Wrongful Termination and Kansas Employment at Will: Contradiction in Terms?

Wrongful Termination and Kansas Employment at Will: Contradiction in Terms?

In the absence of a written employment contract, Kansas employees generally are designated as employees-at-will. The employment-at-will doctrine provides that the employment relationship can be terminated by either party for any reason or no reason at all.  However, the harsh impact of the employment-at-will doctrine may be limited by an employment contract.  Another limitation on the employment-at-will doctrine is that an employee may not be terminated based on illegal discrimination or for other public policy reasons.  Approximate 250,000 employees are unjustly fired from their workplace annually.  Victims of wrongful termination may have a right to pursue a wrongful termination lawsuit against their employer.

If your employer has fired you based on unlawful discrimination, violation of an employment contract or against public policy, you must seek professional help from a wrongful termination law firm, which represents employees who are wrongfully terminated in Federal or Kansas administrative hearings seeking relief.  Once administrative remedies have been exhausted, they will help you pursue a lawsuit in Kansas State or Federal courts, depending on the circumstances of your claim.

We have provided a basic overview of some of the grounds that may constitute a basis for a wrongful discharge claim.

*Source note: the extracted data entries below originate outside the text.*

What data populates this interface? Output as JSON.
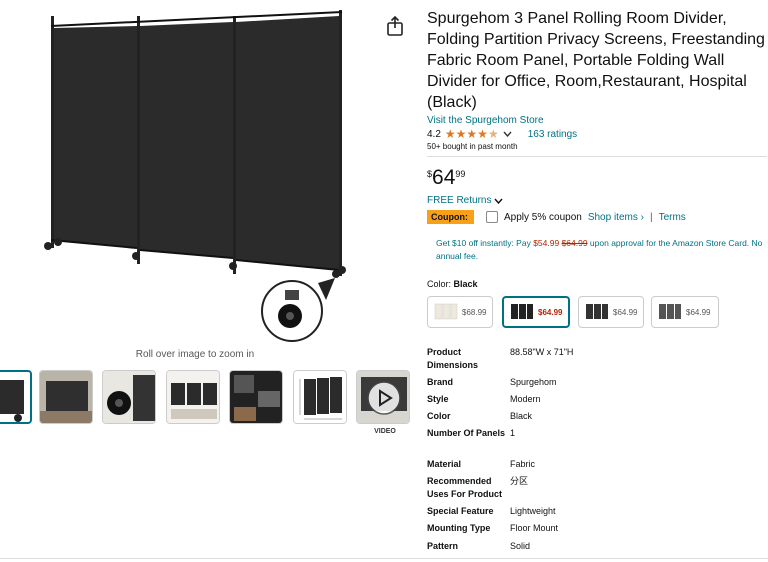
{
  "product": {
    "title": "Spurgehom 3 Panel Rolling Room Divider, Folding Partition Privacy Screens, Freestanding Fabric Room Panel, Portable Folding Wall Divider for Office, Room,Restaurant, Hospital (Black)",
    "store_link": "Visit the Spurgehom Store",
    "rating_value": "4.2",
    "rating_stars": 4.2,
    "ratings_count": "163 ratings",
    "bought_text": "50+ bought in past month"
  },
  "price": {
    "symbol": "$",
    "whole": "64",
    "fraction": "99"
  },
  "returns": {
    "label": "FREE Returns"
  },
  "coupon": {
    "badge": "Coupon:",
    "label": "Apply 5% coupon",
    "shop_items": "Shop items ›",
    "separator": "|",
    "terms": "Terms"
  },
  "offer": {
    "prefix": "Get $10 off instantly: Pay ",
    "pay_price": "$54.99",
    "strike_price": "$64.99",
    "suffix": " upon approval for the Amazon Store Card. No annual fee."
  },
  "color": {
    "label": "Color:",
    "selected": "Black",
    "options": [
      {
        "price": "$68.99",
        "swatch": "#e8e0d2"
      },
      {
        "price": "$64.99",
        "swatch": "#222222"
      },
      {
        "price": "$64.99",
        "swatch": "#333333"
      },
      {
        "price": "$64.99",
        "swatch": "#555555"
      }
    ]
  },
  "specs": [
    {
      "key": "Product Dimensions",
      "value": "88.58\"W x 71\"H"
    },
    {
      "key": "Brand",
      "value": "Spurgehom"
    },
    {
      "key": "Style",
      "value": "Modern"
    },
    {
      "key": "Color",
      "value": "Black"
    },
    {
      "key": "Number Of Panels",
      "value": "1"
    },
    {
      "key": "Material",
      "value": "Fabric"
    },
    {
      "key": "Recommended Uses For Product",
      "value": "分区"
    },
    {
      "key": "Special Feature",
      "value": "Lightweight"
    },
    {
      "key": "Mounting Type",
      "value": "Floor Mount"
    },
    {
      "key": "Pattern",
      "value": "Solid"
    }
  ],
  "media": {
    "zoom_hint": "Roll over image to zoom in",
    "video_label": "VIDEO"
  },
  "icons": {
    "share": "share-icon",
    "chevron": "chevron-down-icon",
    "play": "play-icon"
  },
  "colors": {
    "link": "#007185",
    "star": "#de7921",
    "price_red": "#b12704",
    "coupon": "#f7a11a"
  }
}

When an Employer Violates Kansas State Law of Federal Discrimination Laws

  1. Discrimination:  A number of Federal and Kansas statutes prohibit employment policies and decisions based on such factors as race, sex, age, religion, disability, national origin or citizenship.  A termination that is based on any of these unlawful grounds may create a basis for pursuing a Kansas claim for wrongful termination or wrongful discharge.
  2. Whistleblower Protection: There are both Federal and Kansas statutes that provide protection against discharge to employees who report certain illegal, fraudulent or unsafe practices by their employer.  Whistleblower protections protect employees against reprisals for reporting these types of illegal or unethical conduct by an employer.

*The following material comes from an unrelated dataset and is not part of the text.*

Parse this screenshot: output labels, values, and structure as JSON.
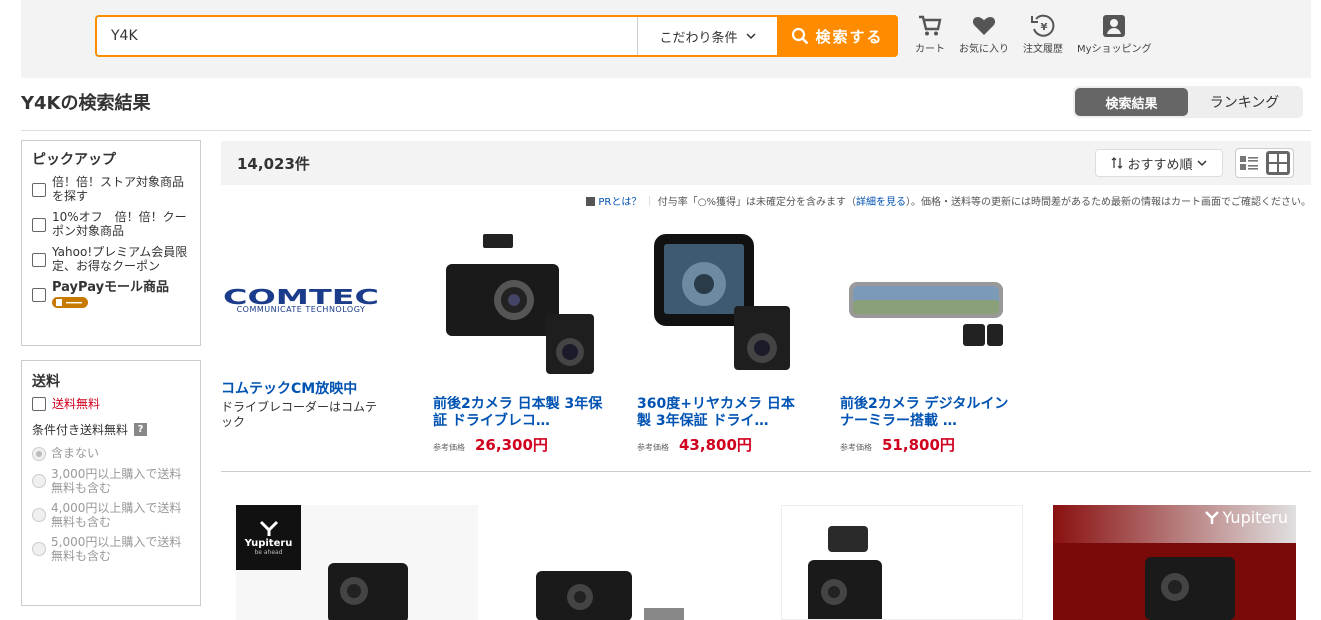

While the law does not necessarily prohibit all terminations of an employee who falls into the above categories, the employer must have a legitimate basis for the termination.  Wrongful termination or wrongful discharge cases often involve extensive investigation and analysis of a company’s documents, past records and patterns of hiring and firing as well as careful analysis and evaluation of the employer’s stated basis for the termination.

When an Employer Violates a Public Policy

In Kansas, an employee may be able to pursue a wrongful discharge claim against a company if the employee’s discharge violates certain public policies.  These public policies may be embodied in either Kansas or Federal law.

Below are a list of public policy violations that may constitute grounds for a Kansas wrongful termination claim:

  • Termination of an employee for refusing to violate the law.
  • Firing an employee for making a worker’s compensation claim.
  • Terminating an employee who reports a violation of law by a company when it can or did harm the public.
  • Firing an employee for exercising certain statutory or constitutional rights.
  • Termination of an employee for responding to a subpoena or participating in a deposition for a civil lawsuit.
  • Terminating an employee who insists on compliance with the Food, Drug and Cosmetic Act.
  • Firing an employee for reporting or disclosing suspected criminal activities of a co-worker.

If you are the victim of wrongful discharge for any of the reasons above, you may have the right to file a claim for wrongful discharge against your employer.  These cases are extremely complex and have many administrative, procedural and timing requirements.  If you have a written employment contract, the requirements for initiating a wrongful termination claim may be impacted by provisions in your employment agreement.  If your case is based on discrimination or the statutory protections of a Kansas or Federal law, such as a whistleblower statute, you will likely need to exhaust administrative remedies before pursuing a lawsuit.  The time limits for initiating an administrative claim will typically be much shorter than the statute of limitations so it is important that you promptly seek the advice of an experienced Kansas wrongful termination attorney.